Autophagy is the key structure of macroautophagy. Macroautophagy is an intracellular degradation system of cytoplasmic contents. Meanwhile, autophagy is a new double-membrane vesicle formed during autophagy, which can phagocytose a variety of intracellular substances. It transports this autophagic material to the lysosome for subsequent degradation. The lysosomal hydrolase degrades the contents and inner membrane transported by autophagy. Nonetheless, autophagy is an important cellular mechanism that enables cells to meet various needs. Its destruction will destroy the balance of the body and lead to various diseases, including metabolic disorders, neurodegeneration, and cancer. There are two types of autophagy: non-selective and selective. Specifically, non-selective autophagy can non-selective phagocytosis of cytoplasmic solutions, including soluble proteins.
Besides, the function of autophagy is to remove misfolded proteins and damaged organelles, as well as to recover cell solute components during starvation to compensate for nutritional deficiency. Moreover, this process is regulated by mTOR-dependent and mTOR-independent pathways. Here, we will introduce an N-methyl-stabilized cytotoxic depsipeptide with potent antiproliferative activity, Coibamide A.
Coibamide A is an N-Methyl-Stabilized cytotoxic depsipeptide with antiproliferative Activity. It also induces autophagosome accumulation.
First of all, Coibamide A induces autophagosome accumulation via an mTOR-independent mechanism. Importantly, Coibamide A induces Apoptosis. Furthermore, Coibamide A inhibits VEGFA/VEGFR2 expression and suppresses tumor growth in glioblastoma xenografts.

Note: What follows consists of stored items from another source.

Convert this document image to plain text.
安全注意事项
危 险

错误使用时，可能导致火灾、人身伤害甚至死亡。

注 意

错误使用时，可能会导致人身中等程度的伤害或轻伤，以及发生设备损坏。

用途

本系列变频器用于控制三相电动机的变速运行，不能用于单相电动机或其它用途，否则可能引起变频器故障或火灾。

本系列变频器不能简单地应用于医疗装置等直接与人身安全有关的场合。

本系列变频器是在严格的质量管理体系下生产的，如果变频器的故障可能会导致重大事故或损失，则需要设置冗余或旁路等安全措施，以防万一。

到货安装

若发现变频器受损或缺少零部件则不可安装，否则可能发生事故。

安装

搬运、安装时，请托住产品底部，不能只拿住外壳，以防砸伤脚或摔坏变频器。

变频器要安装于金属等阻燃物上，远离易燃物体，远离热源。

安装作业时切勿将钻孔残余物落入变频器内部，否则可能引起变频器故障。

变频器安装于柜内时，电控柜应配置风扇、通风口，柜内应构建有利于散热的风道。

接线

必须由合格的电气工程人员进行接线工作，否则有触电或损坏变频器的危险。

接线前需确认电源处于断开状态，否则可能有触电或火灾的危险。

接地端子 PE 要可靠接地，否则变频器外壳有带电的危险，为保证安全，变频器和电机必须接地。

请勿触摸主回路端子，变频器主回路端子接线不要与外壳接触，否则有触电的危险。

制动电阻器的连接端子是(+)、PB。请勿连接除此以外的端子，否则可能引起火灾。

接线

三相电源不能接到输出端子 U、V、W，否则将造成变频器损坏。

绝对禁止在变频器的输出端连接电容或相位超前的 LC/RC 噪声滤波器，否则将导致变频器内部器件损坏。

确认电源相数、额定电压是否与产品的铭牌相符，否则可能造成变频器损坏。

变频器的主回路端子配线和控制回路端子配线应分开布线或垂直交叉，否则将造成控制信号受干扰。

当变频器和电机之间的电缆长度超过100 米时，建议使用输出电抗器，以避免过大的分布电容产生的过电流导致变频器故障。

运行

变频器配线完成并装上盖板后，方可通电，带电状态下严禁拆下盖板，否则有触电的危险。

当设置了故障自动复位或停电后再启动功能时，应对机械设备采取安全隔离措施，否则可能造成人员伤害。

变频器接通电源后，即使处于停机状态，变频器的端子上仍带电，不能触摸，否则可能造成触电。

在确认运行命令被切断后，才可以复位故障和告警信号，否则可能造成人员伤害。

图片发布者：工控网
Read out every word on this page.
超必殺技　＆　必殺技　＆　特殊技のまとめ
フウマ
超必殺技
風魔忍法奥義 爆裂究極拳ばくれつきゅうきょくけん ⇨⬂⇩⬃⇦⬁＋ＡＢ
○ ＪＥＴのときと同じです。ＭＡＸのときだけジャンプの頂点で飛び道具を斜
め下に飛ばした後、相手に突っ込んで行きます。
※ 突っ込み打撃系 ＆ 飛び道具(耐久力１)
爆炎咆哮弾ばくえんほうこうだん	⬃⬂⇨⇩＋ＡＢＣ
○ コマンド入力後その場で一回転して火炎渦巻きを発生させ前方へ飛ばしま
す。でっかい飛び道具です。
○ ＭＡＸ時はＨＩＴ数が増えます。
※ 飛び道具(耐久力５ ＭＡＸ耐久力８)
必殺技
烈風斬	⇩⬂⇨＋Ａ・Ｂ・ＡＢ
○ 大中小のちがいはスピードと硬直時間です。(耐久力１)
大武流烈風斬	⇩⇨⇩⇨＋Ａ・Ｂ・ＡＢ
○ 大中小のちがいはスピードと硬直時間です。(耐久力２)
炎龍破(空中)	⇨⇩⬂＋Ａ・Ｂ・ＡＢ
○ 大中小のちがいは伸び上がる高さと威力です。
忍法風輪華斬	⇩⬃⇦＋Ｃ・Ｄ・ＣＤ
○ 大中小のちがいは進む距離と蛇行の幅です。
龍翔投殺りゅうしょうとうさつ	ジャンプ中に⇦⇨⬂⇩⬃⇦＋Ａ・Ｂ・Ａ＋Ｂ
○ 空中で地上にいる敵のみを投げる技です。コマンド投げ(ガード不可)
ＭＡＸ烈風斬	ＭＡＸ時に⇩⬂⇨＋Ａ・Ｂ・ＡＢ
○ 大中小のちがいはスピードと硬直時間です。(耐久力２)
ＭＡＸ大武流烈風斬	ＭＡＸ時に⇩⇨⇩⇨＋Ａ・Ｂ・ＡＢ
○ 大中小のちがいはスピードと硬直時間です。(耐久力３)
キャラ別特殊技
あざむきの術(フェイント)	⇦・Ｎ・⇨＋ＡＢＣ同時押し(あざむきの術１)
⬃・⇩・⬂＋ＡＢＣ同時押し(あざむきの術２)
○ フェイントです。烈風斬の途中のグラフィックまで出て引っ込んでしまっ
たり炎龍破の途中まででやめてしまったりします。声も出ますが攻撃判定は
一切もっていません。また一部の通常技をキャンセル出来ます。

In the second place, Coibamide A with 0.3-1 nM for 3-60 hours inhibits the proliferation of MDA-MB-231 breast cancer cells. Coibamide A produces concentration- and time-dependent cell death in human U87-MG and SF-295 glioblastoma cells. Particularly, Coibamide A induces activation of caspase-3/7 and apoptosis in a cell type-specific manner. Coibamide A induces autophagosome accumulation in apoptotic-resistant U87-MG cells.
Last but not the least, Coibamide A inhibits tumor growth in a subcutaneous mouse model of glioblastoma. Obviously, Coibamide A remained stable at 200-300 mm3 without significant growth over 4 weeks. In fact, the tumors of vehicle-treated animals continued to grow at a steady rate consistent with this aggressive cancer cell type.
All in all, Coibamide A is an N-methyl-stabilized cytotoxic depsipeptide with potent antiproliferative activity.